MCKENZIE: It varies enormously from I suppose what people might consider to be small gifts or free lunches literally in some cases, to trips, to meetings and conferences to an area where it's a lot greyer and it's not possible to see exactly what's going on where there's possibly bribes and corruption, and the possibility of money changing hands. So there are lots of agreements being made in the Pacific, so memorandums of understanding and letters of agreement sometimes between government officials and the tobacco industry, in which the tobacco industry tries to make sure that national policy and laws are very favourable to them. If I can give you just a couple of examples that we found; one example relates trying to get an agreement with the taxation office that the price of cigarettes would not increase significantly over the next ten years, which of course is completely the opposite of what the framework convention on tobacco control is really requiring countries to do. It's asking countries to make sure that there are real and regular price increases on tobacco. And another example was trying to encourage the government to undertake a one-year pilot to sell very small packets of cigarettes that have ten cigarettes, which of course we know are very attractive for children, under this trial period to just see if it can produce single sales of cigarettes. And we later found out that they were interested in doing this because they had a collapse of both small, what we call kids packs of cigarettes. So some very underhand activities going on.
GRAUE: The study has found that they're are also taking advantage perhaps of some of these countries when they're in the most vulnerable state and providing funding for disaster relief, and trying to I guess show that they're investing in corporate responsibility, but you I guess have your doubts?
MCKENZIE: I think that's right. This is not their core business and this is a very sensitive area of course because when countries have had a disaster they obviously need immediate support and often of a financial kind. But this behaviour is literally just the behaviour of wolves in sheep's clothing I think you could say, it's designed to sort of gain a veneer of social responsibility, to basically divert attention from the fact that they are producing a lethal product, it's all intended to make the companies look like they're socially responsible, that they're part of the community, that they're making a contribution. But I think countries are wise to this. We've been working with countries who had been accepting donations in the past who've decided not to do that as a result of the project.

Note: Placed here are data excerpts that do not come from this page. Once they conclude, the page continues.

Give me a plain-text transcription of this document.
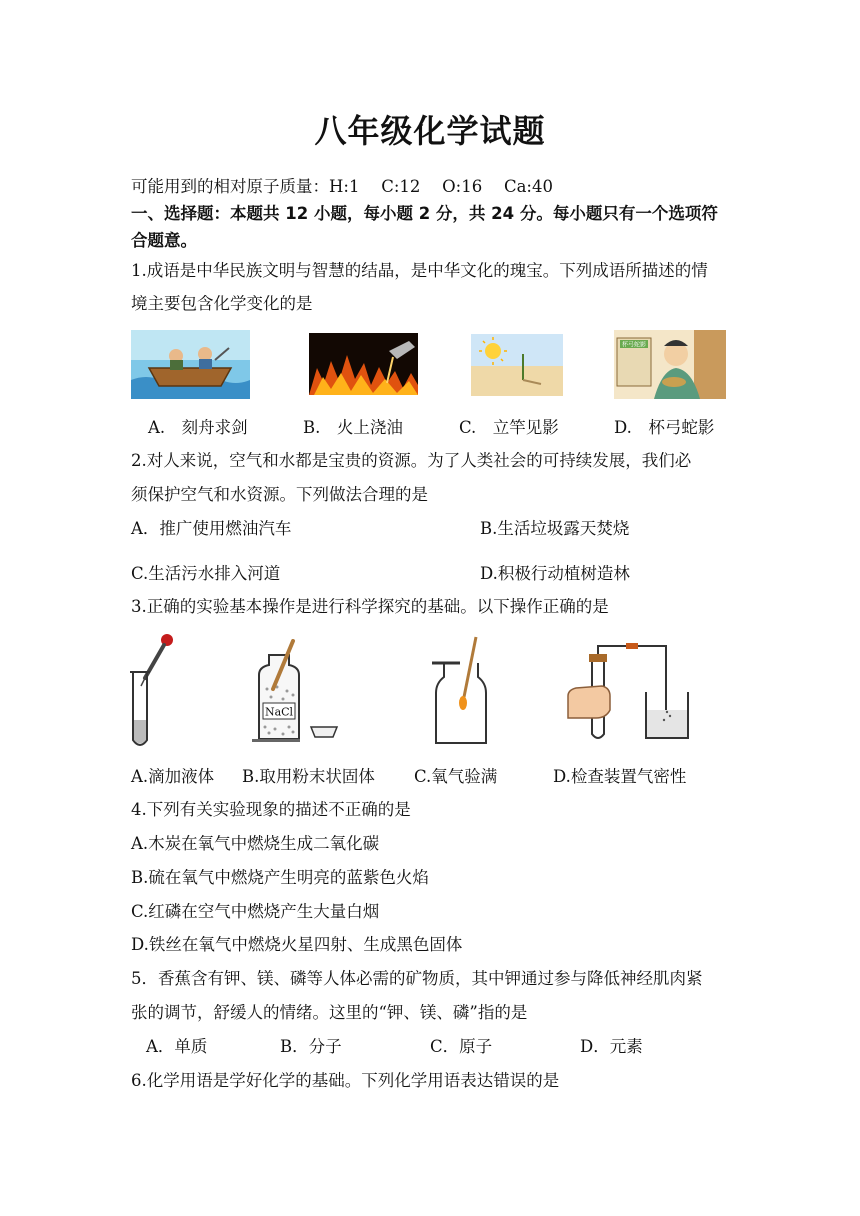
八年级化学试题
可能用到的相对原子质量：H:1　 C:12　 O:16　 Ca:40
一、选择题：本题共 12 小题，每小题 2 分，共 24 分。每小题只有一个选项符
合题意。
1.成语是中华民族文明与智慧的结晶，是中华文化的瑰宝。下列成语所描述的情
境主要包含化学变化的是
杯弓蛇影
A.　刻舟求剑	B.　火上浇油	C.　立竿见影	D.　杯弓蛇影
2.对人来说，空气和水都是宝贵的资源。为了人类社会的可持续发展，我们必
须保护空气和水资源。下列做法合理的是
A．推广使用燃油汽车	B.生活垃圾露天焚烧
C.生活污水排入河道	D.积极行动植树造林
3.正确的实验基本操作是进行科学探究的基础。以下操作正确的是
NaCl
A.滴加液体 B.取用粉末状固体 C.氧气验满	D.检查装置气密性
4.下列有关实验现象的描述不正确的是
A.木炭在氧气中燃烧生成二氧化碳
B.硫在氧气中燃烧产生明亮的蓝紫色火焰
C.红磷在空气中燃烧产生大量白烟
D.铁丝在氧气中燃烧火星四射、生成黑色固体
5．香蕉含有钾、镁、磷等人体必需的矿物质，其中钾通过参与降低神经肌肉紧
张的调节，舒缓人的情绪。这里的“钾、镁、磷”指的是
A．单质	B．分子	C．原子	D．元素
6.化学用语是学好化学的基础。下列化学用语表达错误的是
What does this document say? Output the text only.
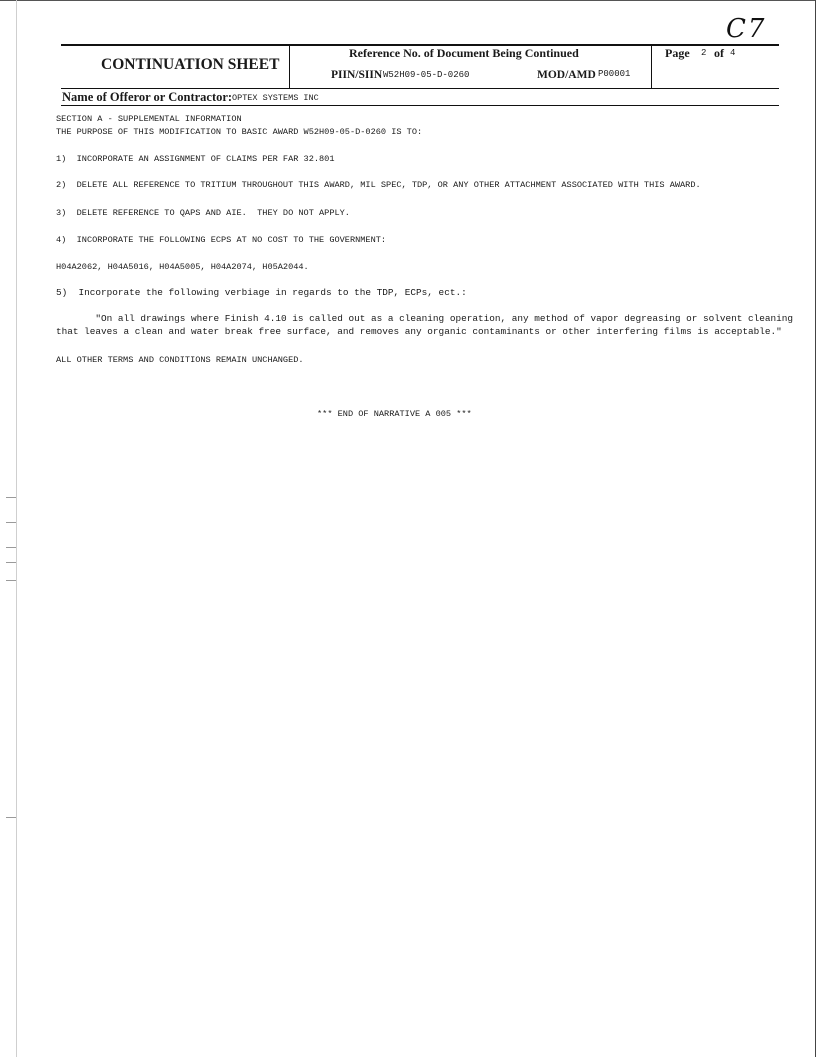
C7
CONTINUATION SHEET
Reference No. of Document Being Continued
PIIN/SIIN W52H09-05-D-0260	MOD/AMD P00001
Page 2 of 4
Name of Offeror or Contractor: OPTEX SYSTEMS INC
SECTION A - SUPPLEMENTAL INFORMATION
THE PURPOSE OF THIS MODIFICATION TO BASIC AWARD W52H09-05-D-0260 IS TO:
1)  INCORPORATE AN ASSIGNMENT OF CLAIMS PER FAR 32.801
2)  DELETE ALL REFERENCE TO TRITIUM THROUGHOUT THIS AWARD, MIL SPEC, TDP, OR ANY OTHER ATTACHMENT ASSOCIATED WITH THIS AWARD.
3)  DELETE REFERENCE TO QAPS AND AIE.  THEY DO NOT APPLY.
4)  INCORPORATE THE FOLLOWING ECPS AT NO COST TO THE GOVERNMENT:
H04A2062, H04A5016, H04A5005, H04A2074, H05A2044.
5)  Incorporate the following verbiage in regards to the TDP, ECPs, ect.:
"On all drawings where Finish 4.10 is called out as a cleaning operation, any method of vapor degreasing or solvent cleaning
that leaves a clean and water break free surface, and removes any organic contaminants or other interfering films is acceptable."
ALL OTHER TERMS AND CONDITIONS REMAIN UNCHANGED.
*** END OF NARRATIVE A 005 ***
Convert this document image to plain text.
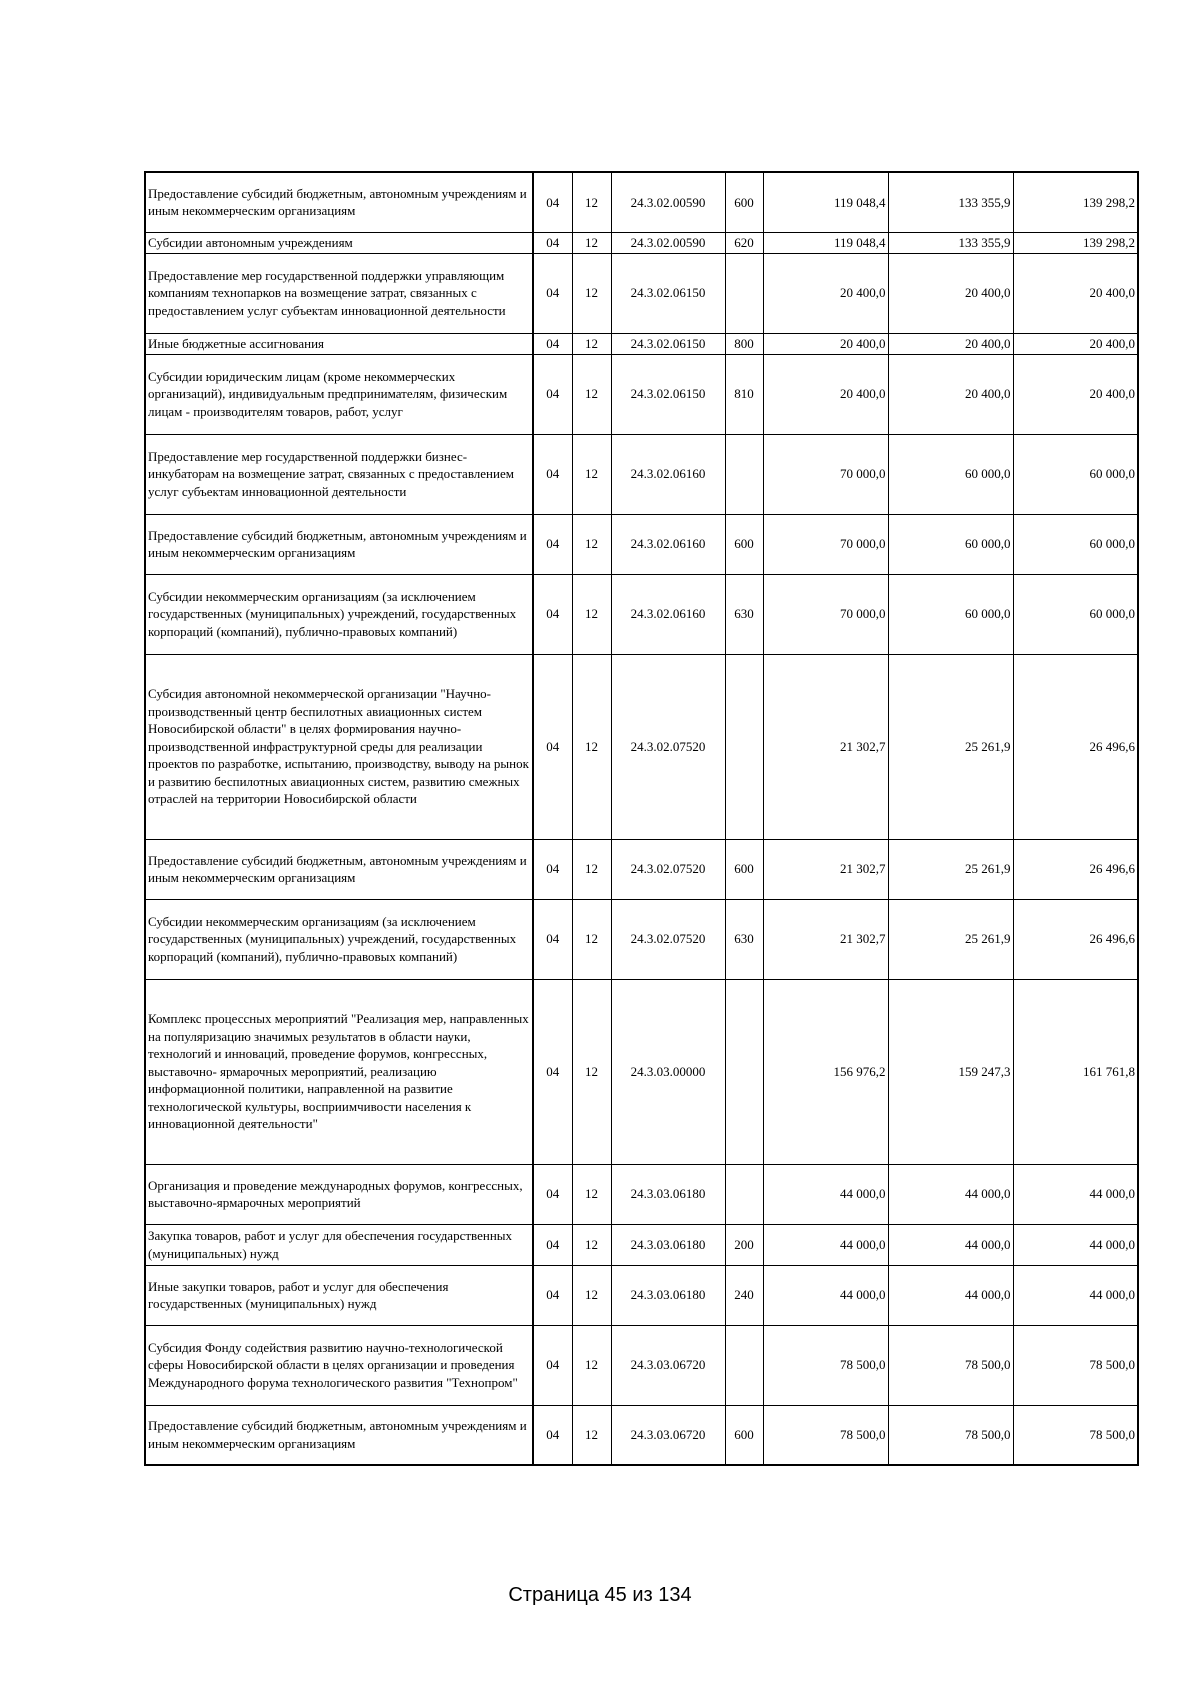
Предоставление субсидий бюджетным, автономным учреждениям и иным некоммерческим организациям	04	12	24.3.02.00590	600	119 048,4	133 355,9	139 298,2
Субсидии автономным учреждениям	04	12	24.3.02.00590	620	119 048,4	133 355,9	139 298,2
Предоставление мер государственной поддержки управляющим компаниям технопарков на возмещение затрат, связанных с предоставлением услуг субъектам инновационной деятельности	04	12	24.3.02.06150		20 400,0	20 400,0	20 400,0
Иные бюджетные ассигнования	04	12	24.3.02.06150	800	20 400,0	20 400,0	20 400,0
Субсидии юридическим лицам (кроме некоммерческих организаций), индивидуальным предпринимателям, физическим лицам - производителям товаров, работ, услуг	04	12	24.3.02.06150	810	20 400,0	20 400,0	20 400,0
Предоставление мер государственной поддержки бизнес-инкубаторам на возмещение затрат, связанных с предоставлением услуг субъектам инновационной деятельности	04	12	24.3.02.06160		70 000,0	60 000,0	60 000,0
Предоставление субсидий бюджетным, автономным учреждениям и иным некоммерческим организациям	04	12	24.3.02.06160	600	70 000,0	60 000,0	60 000,0
Субсидии некоммерческим организациям (за исключением государственных (муниципальных) учреждений, государственных корпораций (компаний), публично-правовых компаний)	04	12	24.3.02.06160	630	70 000,0	60 000,0	60 000,0
Субсидия автономной некоммерческой организации "Научно-производственный центр беспилотных авиационных систем Новосибирской области" в целях формирования научно-производственной инфраструктурной среды для реализации проектов по разработке, испытанию, производству, выводу на рынок и развитию беспилотных авиационных систем, развитию смежных отраслей на территории Новосибирской области	04	12	24.3.02.07520		21 302,7	25 261,9	26 496,6
Предоставление субсидий бюджетным, автономным учреждениям и иным некоммерческим организациям	04	12	24.3.02.07520	600	21 302,7	25 261,9	26 496,6
Субсидии некоммерческим организациям (за исключением государственных (муниципальных) учреждений, государственных корпораций (компаний), публично-правовых компаний)	04	12	24.3.02.07520	630	21 302,7	25 261,9	26 496,6
Комплекс процессных мероприятий "Реализация мер, направленных на популяризацию значимых результатов в области науки, технологий и инноваций, проведение форумов, конгрессных, выставочно- ярмарочных мероприятий, реализацию информационной политики, направленной на развитие технологической культуры, восприимчивости населения к инновационной деятельности"	04	12	24.3.03.00000		156 976,2	159 247,3	161 761,8
Организация и проведение международных форумов, конгрессных, выставочно-ярмарочных мероприятий	04	12	24.3.03.06180		44 000,0	44 000,0	44 000,0
Закупка товаров, работ и услуг для обеспечения государственных (муниципальных) нужд	04	12	24.3.03.06180	200	44 000,0	44 000,0	44 000,0
Иные закупки товаров, работ и услуг для обеспечения государственных (муниципальных) нужд	04	12	24.3.03.06180	240	44 000,0	44 000,0	44 000,0
Субсидия Фонду содействия развитию научно-технологической сферы Новосибирской области в целях организации и проведения Международного форума технологического развития "Технопром"	04	12	24.3.03.06720		78 500,0	78 500,0	78 500,0
Предоставление субсидий бюджетным, автономным учреждениям и иным некоммерческим организациям	04	12	24.3.03.06720	600	78 500,0	78 500,0	78 500,0
Страница 45 из 134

GRAUE: I was going to ask what kind of scope is there for I suppose these tobacco companies and these actions to be investigated and perhaps brought to justice if they are found to be doing the wrong thing?
MCKENZIE: Well there's probably more opportunity to actually shame companies for doing the wrong thing because many of their activities are not legal at all, and under the global law, under the framework convention there's a particular piece of that law that states very clearly how the government and tobacco industry is supposed to relate to each other. It's supposed to be an open and transparent communication but what's happening at the moment is very underhand, communications going on in the sidelines, and the framework convention outlines very clearly that any negotiations that happen between tobacco industry really has to be at the government's request. What they don't want is for the tobacco industry to start interfering with national policy and particularly the national laws, which is what they've been doing, that's really interference and that's what needs to be stopped in its tracks. Often the countries in the Pacific they don't have a lot of expertise necessarily or the time and the capacity to sort of deal with tobacco industry people coming to make suggestions about how the legislation, the laws needs to change. So this needs to stop and many countries have been very active indeed to try to sort of make sure that all interactions with tobacco industry are above board and only done for legitimate reasons.